Acordo da hepatite C renegociado
Sublinhando que o SNS nunca conseguirá pagar aos médicos tão bem como os privados, o ministro acredita que isso poderá ser compensado oferecendo-lhes outro tipo de recompensas que possam conduzir à realização profissional. O que não pode continuar a acontecer, enfatiza, é que seja o "mal trato" a fazer com que profissionais experimentados saiam do SNS. Mais tarde, Adalberto Campos Fernandes explicou que o orçamento do SNS para este ano prevê uma receita suplementar de 139 milhões de euros, 84 milhões dos quais serão utilizados na "reversão directa das remunerações". 

O ministro aproveitou também para convidar os deputados a olharem com atenção para o renovado Portal da Saúde que disponibiliza muitas informações. "Perguntem aos hospitais qual é a resposta que têm", quando, por exemplo, encontrarem tempos de espera muito elevados nos hospitais, desafiou, considerando "inadmissível" que haja horas a fio de espera nas urgências.

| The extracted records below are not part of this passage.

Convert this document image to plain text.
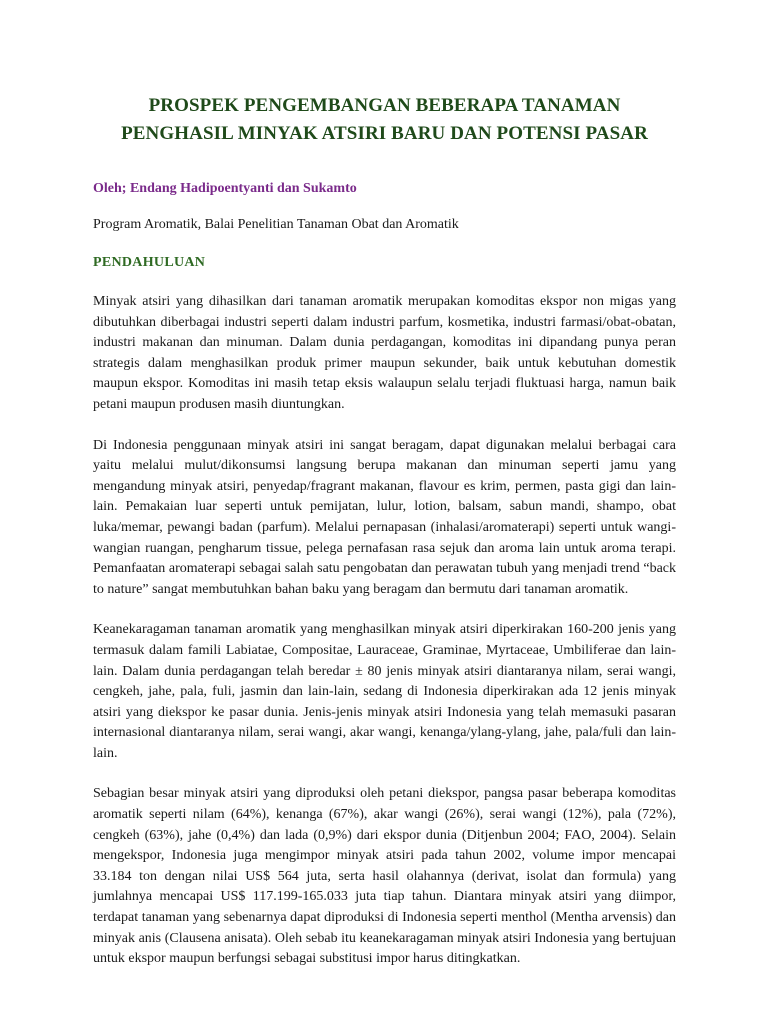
PROSPEK PENGEMBANGAN BEBERAPA TANAMAN
PENGHASIL MINYAK ATSIRI BARU DAN POTENSI PASAR

Oleh; Endang Hadipoentyanti dan Sukamto

Program Aromatik, Balai Penelitian Tanaman Obat dan Aromatik

PENDAHULUAN

Minyak atsiri yang dihasilkan dari tanaman aromatik merupakan komoditas ekspor non migas yang dibutuhkan diberbagai industri seperti dalam industri parfum, kosmetika, industri farmasi/obat-obatan, industri makanan dan minuman. Dalam dunia perdagangan, komoditas ini dipandang punya peran strategis dalam menghasilkan produk primer maupun sekunder, baik untuk kebutuhan domestik maupun ekspor. Komoditas ini masih tetap eksis walaupun selalu terjadi fluktuasi harga, namun baik petani maupun produsen masih diuntungkan.

Di Indonesia penggunaan minyak atsiri ini sangat beragam, dapat digunakan melalui berbagai cara yaitu melalui mulut/dikonsumsi langsung berupa makanan dan minuman seperti jamu yang mengandung minyak atsiri, penyedap/fragrant makanan, flavour es krim, permen, pasta gigi dan lain-lain. Pemakaian luar seperti untuk pemijatan, lulur, lotion, balsam, sabun mandi, shampo, obat luka/memar, pewangi badan (parfum). Melalui pernapasan (inhalasi/aromaterapi) seperti untuk wangi-wangian ruangan, pengharum tissue, pelega pernafasan rasa sejuk dan aroma lain untuk aroma terapi. Pemanfaatan aromaterapi sebagai salah satu pengobatan dan perawatan tubuh yang menjadi trend “back to nature” sangat membutuhkan bahan baku yang beragam dan bermutu dari tanaman aromatik.

Keanekaragaman tanaman aromatik yang menghasilkan minyak atsiri diperkirakan 160-200 jenis yang termasuk dalam famili Labiatae, Compositae, Lauraceae, Graminae, Myrtaceae, Umbiliferae dan lain-lain. Dalam dunia perdagangan telah beredar ± 80 jenis minyak atsiri diantaranya nilam, serai wangi, cengkeh, jahe, pala, fuli, jasmin dan lain-lain, sedang di Indonesia diperkirakan ada 12 jenis minyak atsiri yang diekspor ke pasar dunia. Jenis-jenis minyak atsiri Indonesia yang telah memasuki pasaran internasional diantaranya nilam, serai wangi, akar wangi, kenanga/ylang-ylang, jahe, pala/fuli dan lain-lain.

Sebagian besar minyak atsiri yang diproduksi oleh petani diekspor, pangsa pasar beberapa komoditas aromatik seperti nilam (64%), kenanga (67%), akar wangi (26%), serai wangi (12%), pala (72%), cengkeh (63%), jahe (0,4%) dan lada (0,9%) dari ekspor dunia (Ditjenbun 2004; FAO, 2004). Selain mengekspor, Indonesia juga mengimpor minyak atsiri pada tahun 2002, volume impor mencapai 33.184 ton dengan nilai US$ 564 juta, serta hasil olahannya (derivat, isolat dan formula) yang jumlahnya mencapai US$ 117.199-165.033 juta tiap tahun. Diantara minyak atsiri yang diimpor, terdapat tanaman yang sebenarnya dapat diproduksi di Indonesia seperti menthol (Mentha arvensis) dan minyak anis (Clausena anisata). Oleh sebab itu keanekaragaman minyak atsiri Indonesia yang bertujuan untuk ekspor maupun berfungsi sebagai substitusi impor harus ditingkatkan.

De resto, ao longo de mais de seis horas no Parlamento, o governante voltou a afirmar que vai abrir este ano as primeiras vagas para cuidados continuados pediátricos e de saúde mental e comprometeu-se a reforçar a resposta pública nas redes de cuidados continuados e de paliativos que o sector social não consegue garantir. Uma das hipóteses em estudo passa pela transformação de um pavilhão do Hospital Pulido Valente, em Lisboa. 

A nota explicativa do Ministério da Saúde sobre o Orçamento do Estado (OE) para 2016 destaca um agravamento de 229 milhões de euros do défice do SNS face à previsão inicial, que é justificado com o decréscimo dos impostos indirectos, menos 102 milhões de euros.  As compras de medicamentos também aumentaram 114 milhões de euros em comparação com o orçamento de 2015, o que reflecte “o impacto do financiamento do programa para o tratamento da hepatite C crónica que não estava previsto no orçamento inicial".

Sobre os gastos com os medicamentos da hepatite C, o ministro da Saúde adiantou aos jornalistas, no final da audição parlamentar, que o acordo com o laboratório que comercializa os fármacos está já ser renegociado, porque em 2015 a despesa ascendeu a cerca de 40 milhões de euros, prevendo-se que suba para 85 milhões de euros este ano. O acordo previa o gasto de 100 milhões de euros em cinco anos.